Unlike the google images, you’ll notice that the cover of Duct Tape Parenting: A Less Is More Approach to Raising Respectful, Responsible, and Resilient Kids shows the tape NOT on the kid, but on the parents.
One of the main premises of the book is that parents often unconsciously feed their child’s negative behaviors, and that if you could just keep from nagging and lecturing and carrying on about everything, and instead teach your children what they need to know to be independent (in age appropriate ways), you’d have a more peaceful house and a more respectful and resourceful kid.
The book includes topics such as:
- How to get kids to take ownership of their routines
- How to minimize fighting and nagging
- How to define a family vision and put it in action
- How to build stronger family relationships
- What sorts of tasks and jobs are appropriate for different ages of kids (laundry, cooking, etc)
- How to make your mornings, bed times, and other pressure points calmer and easier
I don’t necessarily agree with all of the ideas in the book, but overall I found it to be excellent food for thought, and a good impetus to re-evaluate some of my parenting decisions and goals.
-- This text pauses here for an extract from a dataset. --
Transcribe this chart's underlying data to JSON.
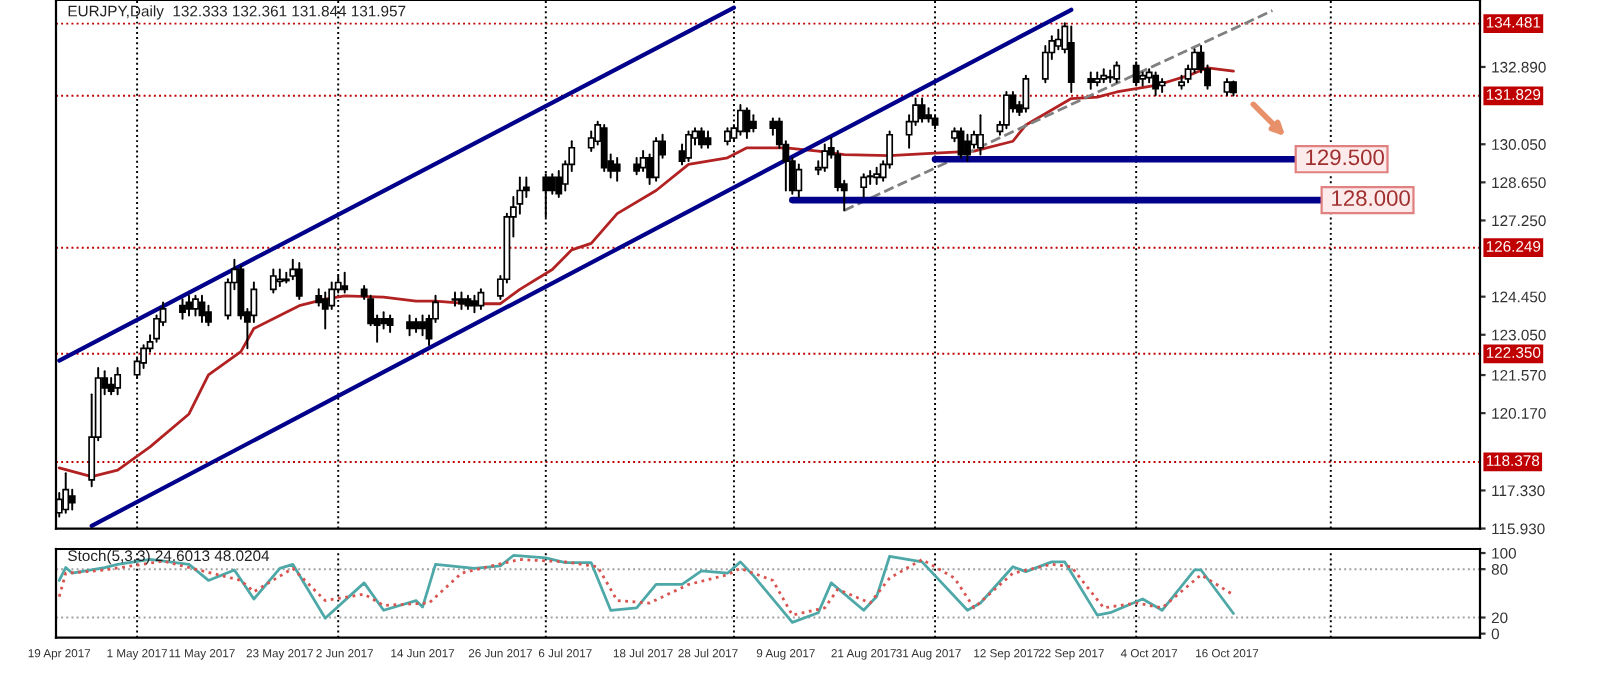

I may have mentioned before that having four children, homeschooling, and working is proving to be an interesting exercise. What I’m finding more and more is that micromanaging, helicoptering, and supermomming are even less of an option now than they ever were. I mean, it’s just not humanly possible for me to do it all, and I’m glad because that’s not the way I want to live and parent anyway.
That said, I’ve also found that just up and dropping everything is not a super effective way to live either. Reading Duct Tape Parenting gave me some great tools and ideas for how to transfer responsibilities to my kids calmly and smoothly so that the chaos and cacophany don’t bring the house down around our ears.
If you’re a parent and plan to get your kid out of your house and living independently at some point, I’d highly recommend Duct Tape Parenting. I think you could tailor it to a wide variety of parenting styles and philosophies, as well as to different family dynamics and ages of children.